As such the first set of coodinates distorting the PIXEL coodinates, should be...
"0.5,0.5 0.5,0.5 0.5,306.5 0.5,306.5 463.5,306.5 425.5,276.5 463.5,0.5 420.5,20.5"
Yes it is a pain, but it means users can select either the pixels or the edges of images.
-draw -annotate etc does not need the +0.5 as thay work on pixel coordinates and not image coordinates.
Now does the above produce the same result as gimp?
Unless you are specifying the 'edge' of the pixels/image to move.
To re-iterate 0,0 is the top left EDGE of the image
0.5,0.5 is the top left PIXEL of the image.
The bottom-right EDGE of the image is the images Width,Height
The bottom-left PIXEL is (Width-0.5),(Height-0.5)
Also a un-documented feature (may change) is that FX arguments can take percent escapes!
as such the in a fx argument the bottom right EDGE can be specified as ' ... %w,%h ....'
and the bottom-right PIXEL as '.... %[fx:w-.5],%[fx:h-0.5] ....'
This is a un-documented feature because it is not validates or ratified as being a good direction to allow percent escapes in option arguments. The only other operation that does this is -sparse-colors
Re: SOLVED - Question: Perspective and Coordinates ?
Posted: 2009-05-12T10:37:45-07:00
by rick0
To specify the center of a pixel as a control point you need to add 0.5 to the pixels position to convert it to an image coodinate. that is because pixels have width and height!
Yes that makes sense.
Now does the above produce the same result as gimp?
It doesn't for me Anthony... here is the gimp original image vs your cordinates (+0.50)
the only that get exact the same is :
convert pic/test.png -matte -virtual-pixel transparent -distort Perspective "0,0 0,0 0,306 0,306 463,306 423,277 463,0 423,18" pic/test_im_50.png
But to be honest maybe is something I did wrong, like maybe i didnt measure well the cordinates in gimp and took the inside of the pixel instead of the outside ... so don't worry to much about it.
For me this post solved my problem
Thanks a million again! great support! 5/5
Re: SOLVED - Question: Perspective and Coordinates ?
Posted: 2009-05-12T18:53:28-07:00
by anthony
Well it obviously isn't correct. and it is off by far more than just 1/2 a pixel! more like 2 to 3 pixels.

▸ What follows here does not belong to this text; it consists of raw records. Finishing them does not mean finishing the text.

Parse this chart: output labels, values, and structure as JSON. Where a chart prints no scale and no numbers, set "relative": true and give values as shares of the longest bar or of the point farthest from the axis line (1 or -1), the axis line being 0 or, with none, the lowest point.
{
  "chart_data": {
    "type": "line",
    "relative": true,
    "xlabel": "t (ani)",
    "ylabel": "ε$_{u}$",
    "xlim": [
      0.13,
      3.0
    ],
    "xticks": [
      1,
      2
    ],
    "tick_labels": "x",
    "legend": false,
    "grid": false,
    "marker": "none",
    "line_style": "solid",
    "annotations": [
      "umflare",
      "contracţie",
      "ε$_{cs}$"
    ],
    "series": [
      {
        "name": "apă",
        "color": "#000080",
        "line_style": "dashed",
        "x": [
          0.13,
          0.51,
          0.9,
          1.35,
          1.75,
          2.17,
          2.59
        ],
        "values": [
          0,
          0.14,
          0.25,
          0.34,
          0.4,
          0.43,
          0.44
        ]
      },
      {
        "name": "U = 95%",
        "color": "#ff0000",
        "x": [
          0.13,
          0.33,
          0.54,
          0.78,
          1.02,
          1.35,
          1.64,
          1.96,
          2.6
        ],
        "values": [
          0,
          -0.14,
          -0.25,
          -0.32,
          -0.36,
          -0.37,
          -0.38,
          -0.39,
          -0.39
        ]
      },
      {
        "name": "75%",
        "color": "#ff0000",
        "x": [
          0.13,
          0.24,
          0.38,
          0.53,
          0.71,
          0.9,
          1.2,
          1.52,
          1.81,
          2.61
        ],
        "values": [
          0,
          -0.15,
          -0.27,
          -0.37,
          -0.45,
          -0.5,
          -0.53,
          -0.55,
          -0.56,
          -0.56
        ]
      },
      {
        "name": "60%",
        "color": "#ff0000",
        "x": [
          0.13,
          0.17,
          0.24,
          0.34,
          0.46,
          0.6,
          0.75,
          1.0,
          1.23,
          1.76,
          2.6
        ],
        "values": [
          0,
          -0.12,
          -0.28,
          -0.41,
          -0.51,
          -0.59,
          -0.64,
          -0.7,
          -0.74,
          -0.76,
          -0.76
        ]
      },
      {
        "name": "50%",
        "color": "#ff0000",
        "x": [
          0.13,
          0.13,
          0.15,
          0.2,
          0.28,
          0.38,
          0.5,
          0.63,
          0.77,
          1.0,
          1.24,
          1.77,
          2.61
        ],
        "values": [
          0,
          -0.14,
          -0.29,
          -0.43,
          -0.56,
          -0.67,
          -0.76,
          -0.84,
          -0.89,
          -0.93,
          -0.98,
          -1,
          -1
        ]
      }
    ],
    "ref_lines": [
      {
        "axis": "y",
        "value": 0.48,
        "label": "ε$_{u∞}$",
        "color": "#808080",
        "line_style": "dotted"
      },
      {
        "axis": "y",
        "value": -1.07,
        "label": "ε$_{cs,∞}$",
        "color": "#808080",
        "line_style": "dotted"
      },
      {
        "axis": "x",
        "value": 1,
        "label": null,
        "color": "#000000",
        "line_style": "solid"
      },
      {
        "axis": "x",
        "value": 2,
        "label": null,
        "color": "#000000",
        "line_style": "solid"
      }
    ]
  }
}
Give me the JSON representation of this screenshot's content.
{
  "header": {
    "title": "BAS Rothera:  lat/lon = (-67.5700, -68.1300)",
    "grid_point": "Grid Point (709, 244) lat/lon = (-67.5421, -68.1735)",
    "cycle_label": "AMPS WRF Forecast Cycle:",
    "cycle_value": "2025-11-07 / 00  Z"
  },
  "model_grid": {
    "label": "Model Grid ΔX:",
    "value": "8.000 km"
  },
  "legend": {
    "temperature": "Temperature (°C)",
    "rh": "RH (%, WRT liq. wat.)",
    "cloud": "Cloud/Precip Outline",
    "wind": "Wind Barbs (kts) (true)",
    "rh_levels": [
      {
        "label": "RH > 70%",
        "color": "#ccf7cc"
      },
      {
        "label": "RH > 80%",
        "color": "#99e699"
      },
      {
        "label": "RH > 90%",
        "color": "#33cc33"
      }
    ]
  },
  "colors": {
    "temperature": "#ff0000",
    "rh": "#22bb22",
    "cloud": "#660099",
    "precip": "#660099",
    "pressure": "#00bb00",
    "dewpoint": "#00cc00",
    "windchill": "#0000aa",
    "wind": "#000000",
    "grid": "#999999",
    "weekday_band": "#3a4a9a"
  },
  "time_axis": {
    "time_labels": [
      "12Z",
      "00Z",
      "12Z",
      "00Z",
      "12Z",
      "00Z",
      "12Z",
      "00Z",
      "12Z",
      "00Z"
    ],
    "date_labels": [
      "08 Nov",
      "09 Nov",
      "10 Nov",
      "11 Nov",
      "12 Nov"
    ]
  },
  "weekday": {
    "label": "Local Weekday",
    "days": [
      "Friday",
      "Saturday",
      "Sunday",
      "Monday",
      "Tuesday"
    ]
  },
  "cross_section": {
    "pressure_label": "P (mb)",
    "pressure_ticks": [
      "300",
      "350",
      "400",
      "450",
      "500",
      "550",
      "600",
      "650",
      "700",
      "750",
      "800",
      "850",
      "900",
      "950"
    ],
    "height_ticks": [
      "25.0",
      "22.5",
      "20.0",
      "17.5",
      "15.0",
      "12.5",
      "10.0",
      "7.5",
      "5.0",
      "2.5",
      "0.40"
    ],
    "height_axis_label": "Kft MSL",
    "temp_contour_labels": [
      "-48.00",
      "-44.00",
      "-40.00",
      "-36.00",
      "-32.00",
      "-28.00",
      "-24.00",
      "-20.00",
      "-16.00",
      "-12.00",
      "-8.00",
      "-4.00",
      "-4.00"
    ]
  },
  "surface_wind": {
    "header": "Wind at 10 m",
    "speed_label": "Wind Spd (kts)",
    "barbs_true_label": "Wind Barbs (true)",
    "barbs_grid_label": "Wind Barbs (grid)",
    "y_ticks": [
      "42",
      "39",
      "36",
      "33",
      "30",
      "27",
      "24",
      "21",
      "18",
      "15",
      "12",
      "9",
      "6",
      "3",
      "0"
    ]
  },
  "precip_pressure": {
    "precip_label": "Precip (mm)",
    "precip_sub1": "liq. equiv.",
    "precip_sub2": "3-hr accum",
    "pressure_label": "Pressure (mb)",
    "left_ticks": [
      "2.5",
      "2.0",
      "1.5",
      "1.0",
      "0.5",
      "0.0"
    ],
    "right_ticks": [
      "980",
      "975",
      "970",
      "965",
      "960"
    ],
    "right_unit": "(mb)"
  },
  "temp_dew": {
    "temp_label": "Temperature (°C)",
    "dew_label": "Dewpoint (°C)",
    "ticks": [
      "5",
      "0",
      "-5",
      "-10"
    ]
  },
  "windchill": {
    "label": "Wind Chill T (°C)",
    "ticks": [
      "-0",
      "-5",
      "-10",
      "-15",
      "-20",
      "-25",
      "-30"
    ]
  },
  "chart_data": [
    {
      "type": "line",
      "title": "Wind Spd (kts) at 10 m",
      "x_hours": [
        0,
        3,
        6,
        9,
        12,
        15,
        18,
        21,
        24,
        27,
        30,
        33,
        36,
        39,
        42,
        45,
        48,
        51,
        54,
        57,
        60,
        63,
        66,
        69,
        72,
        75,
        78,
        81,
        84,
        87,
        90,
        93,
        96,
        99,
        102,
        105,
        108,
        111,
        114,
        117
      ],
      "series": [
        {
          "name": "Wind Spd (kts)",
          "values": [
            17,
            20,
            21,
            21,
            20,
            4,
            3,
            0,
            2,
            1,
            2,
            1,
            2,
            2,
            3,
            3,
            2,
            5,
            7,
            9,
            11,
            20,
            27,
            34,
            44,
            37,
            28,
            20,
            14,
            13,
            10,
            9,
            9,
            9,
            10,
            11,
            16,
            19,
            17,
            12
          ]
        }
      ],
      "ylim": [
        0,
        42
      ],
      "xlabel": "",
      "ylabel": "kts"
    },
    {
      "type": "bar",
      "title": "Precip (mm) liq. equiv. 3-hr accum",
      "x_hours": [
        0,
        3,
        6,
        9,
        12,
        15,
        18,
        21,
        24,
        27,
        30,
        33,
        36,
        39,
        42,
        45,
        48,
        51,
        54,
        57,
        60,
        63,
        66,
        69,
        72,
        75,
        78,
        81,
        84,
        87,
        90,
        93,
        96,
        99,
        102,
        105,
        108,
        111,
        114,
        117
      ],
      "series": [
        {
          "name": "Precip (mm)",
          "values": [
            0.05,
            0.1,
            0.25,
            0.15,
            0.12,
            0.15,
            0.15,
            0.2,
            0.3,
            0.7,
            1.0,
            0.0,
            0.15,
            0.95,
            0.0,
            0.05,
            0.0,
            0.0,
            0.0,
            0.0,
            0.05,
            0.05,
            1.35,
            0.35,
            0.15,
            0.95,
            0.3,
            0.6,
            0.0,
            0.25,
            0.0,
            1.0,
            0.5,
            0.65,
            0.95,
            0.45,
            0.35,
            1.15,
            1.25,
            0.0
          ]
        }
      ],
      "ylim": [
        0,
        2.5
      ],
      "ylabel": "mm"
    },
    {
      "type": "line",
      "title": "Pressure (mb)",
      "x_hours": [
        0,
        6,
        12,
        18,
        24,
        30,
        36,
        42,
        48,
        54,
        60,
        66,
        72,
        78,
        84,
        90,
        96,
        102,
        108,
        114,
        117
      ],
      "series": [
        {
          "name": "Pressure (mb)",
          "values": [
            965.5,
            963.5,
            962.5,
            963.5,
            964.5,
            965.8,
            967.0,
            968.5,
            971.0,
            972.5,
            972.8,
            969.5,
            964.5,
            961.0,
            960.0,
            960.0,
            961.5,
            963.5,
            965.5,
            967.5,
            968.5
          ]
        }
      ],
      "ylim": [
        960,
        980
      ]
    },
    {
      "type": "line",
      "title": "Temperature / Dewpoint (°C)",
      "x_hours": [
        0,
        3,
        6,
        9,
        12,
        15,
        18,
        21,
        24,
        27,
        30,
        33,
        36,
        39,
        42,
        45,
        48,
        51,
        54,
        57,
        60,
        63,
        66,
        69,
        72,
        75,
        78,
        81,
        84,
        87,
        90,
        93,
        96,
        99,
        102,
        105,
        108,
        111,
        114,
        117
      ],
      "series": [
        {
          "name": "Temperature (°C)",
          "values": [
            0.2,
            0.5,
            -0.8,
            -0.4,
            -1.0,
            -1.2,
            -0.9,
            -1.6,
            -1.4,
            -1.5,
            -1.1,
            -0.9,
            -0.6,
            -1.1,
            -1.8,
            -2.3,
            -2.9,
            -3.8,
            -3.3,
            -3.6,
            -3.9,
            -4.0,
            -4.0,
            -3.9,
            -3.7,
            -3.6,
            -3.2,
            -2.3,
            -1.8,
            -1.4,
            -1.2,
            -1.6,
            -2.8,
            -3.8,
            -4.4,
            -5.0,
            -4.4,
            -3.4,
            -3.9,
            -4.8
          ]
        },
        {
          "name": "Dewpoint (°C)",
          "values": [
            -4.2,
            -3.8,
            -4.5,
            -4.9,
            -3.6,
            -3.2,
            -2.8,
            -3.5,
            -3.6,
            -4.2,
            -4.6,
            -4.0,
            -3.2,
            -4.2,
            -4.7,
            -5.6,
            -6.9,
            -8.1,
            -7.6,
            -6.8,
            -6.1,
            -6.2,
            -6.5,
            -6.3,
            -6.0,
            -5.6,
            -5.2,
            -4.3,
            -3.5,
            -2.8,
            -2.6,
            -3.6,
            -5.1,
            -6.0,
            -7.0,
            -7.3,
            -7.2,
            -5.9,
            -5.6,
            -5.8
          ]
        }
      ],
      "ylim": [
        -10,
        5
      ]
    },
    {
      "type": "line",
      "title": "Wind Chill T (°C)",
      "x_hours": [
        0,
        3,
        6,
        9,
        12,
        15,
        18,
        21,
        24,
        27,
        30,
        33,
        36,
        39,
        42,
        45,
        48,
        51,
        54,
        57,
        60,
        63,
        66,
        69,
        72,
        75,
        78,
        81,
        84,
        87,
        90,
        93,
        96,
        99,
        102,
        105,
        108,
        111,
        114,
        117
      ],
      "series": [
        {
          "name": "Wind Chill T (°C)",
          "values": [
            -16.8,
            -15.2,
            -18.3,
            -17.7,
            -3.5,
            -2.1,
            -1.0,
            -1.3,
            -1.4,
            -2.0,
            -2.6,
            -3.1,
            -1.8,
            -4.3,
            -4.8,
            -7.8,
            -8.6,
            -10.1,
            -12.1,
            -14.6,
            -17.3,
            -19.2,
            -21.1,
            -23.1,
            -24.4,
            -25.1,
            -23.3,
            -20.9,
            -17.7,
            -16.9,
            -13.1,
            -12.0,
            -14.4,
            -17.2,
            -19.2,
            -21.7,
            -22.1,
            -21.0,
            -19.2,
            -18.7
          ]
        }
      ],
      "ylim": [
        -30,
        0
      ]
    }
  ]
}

Making the animation a little slower would have been better, so you can see what image was from what source. I downloaded the image and ran it through the "flicker_cmp" script from the IM examples 'scripts' directory to display it at a slower rate, so I could see what image was what.
Gimp's image has a perfectly vertical right edge, but the coordinates used for IM are not lined up vertically, so it does not produce a vertical right edge. Something was definataly screwy with the coordinates.
The top-left corner does shift about 1/2 a pixel but in a odd top-right to bottom-left diagonal direction, which is even more odd. And such shift due to the use of different coordinate systems would be in a top-left to bottom right diagonal direction.
Curiouser, and curiouser said Alice!
But if you are happy then I'll leave it at that, until we can get someone to do some more exact comparisons.